A deep learning-based spatial gradient reconstruction method for efficient damage identification in composite with high-sparsity Lamb wavefield

Abstract

The structural integrity and safety of carbon fiber reinforced plastics (CFRP) are vulnerable to delamination, which is often imperceptible to the naked eye. Although the Scanning Laser Doppler Vibrometer (SLDV) has shown promise in damage quantification of CFRP, its time-consuming measurement process limits its application in engineering scenarios. To address this, we introduce a novel damage index, the spatial gradient, which captures the interaction between delamination and the wavefield. We have also developed a neural network capable of reconstructing the spatial gradient directly from high-sparsity Lamb wavefield data obtained at an extremely low spatial sampling rate, thereby significantly reducing measurement time. To enhance the network’s capability to detect wavefield anomalies, we employ the cross-attention technique, allowing for the direct injection of shallow features representing local wavefield distortions caused by damage into the decoder.

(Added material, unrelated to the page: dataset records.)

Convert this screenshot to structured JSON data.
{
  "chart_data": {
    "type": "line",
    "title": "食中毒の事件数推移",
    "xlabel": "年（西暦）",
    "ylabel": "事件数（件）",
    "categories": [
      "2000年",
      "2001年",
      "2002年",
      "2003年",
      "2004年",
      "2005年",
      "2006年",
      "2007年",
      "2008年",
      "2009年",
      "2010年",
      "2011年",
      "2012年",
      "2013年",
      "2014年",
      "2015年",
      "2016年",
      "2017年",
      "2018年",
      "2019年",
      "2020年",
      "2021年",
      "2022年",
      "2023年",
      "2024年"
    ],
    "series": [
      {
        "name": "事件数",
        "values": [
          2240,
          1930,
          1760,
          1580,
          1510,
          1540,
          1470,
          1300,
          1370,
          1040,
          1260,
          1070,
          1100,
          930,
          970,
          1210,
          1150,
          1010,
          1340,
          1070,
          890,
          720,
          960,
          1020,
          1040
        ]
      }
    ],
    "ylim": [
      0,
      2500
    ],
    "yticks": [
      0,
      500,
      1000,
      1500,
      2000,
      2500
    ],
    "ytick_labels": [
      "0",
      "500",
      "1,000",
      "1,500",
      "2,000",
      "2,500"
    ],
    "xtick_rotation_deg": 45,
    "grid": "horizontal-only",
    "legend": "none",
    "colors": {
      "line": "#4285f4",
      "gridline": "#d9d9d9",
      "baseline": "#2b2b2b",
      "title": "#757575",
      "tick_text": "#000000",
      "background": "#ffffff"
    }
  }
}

Additionally, we integrate multiple reconstruction layers to guide the wavefield reconstruction process, ensuring meaningful information is captured at each stage. Our method achieves substantial improvements in reconstruction accuracy, increasing from 70 % to 92 % in single-damage scenario and from 14 % to 72 % in multi-damage scenario compared to the previous state-of-the-art techniques. By using the reconstructed spatial gradient field for damage imaging through spatial covariance analysis, our approach demonstrates its feasibility and generalizability across various damage locations. This suggests its potential as a reliable solution for fast and accurate damage characterization, reducing the measurement burden and enhancing practical applicability.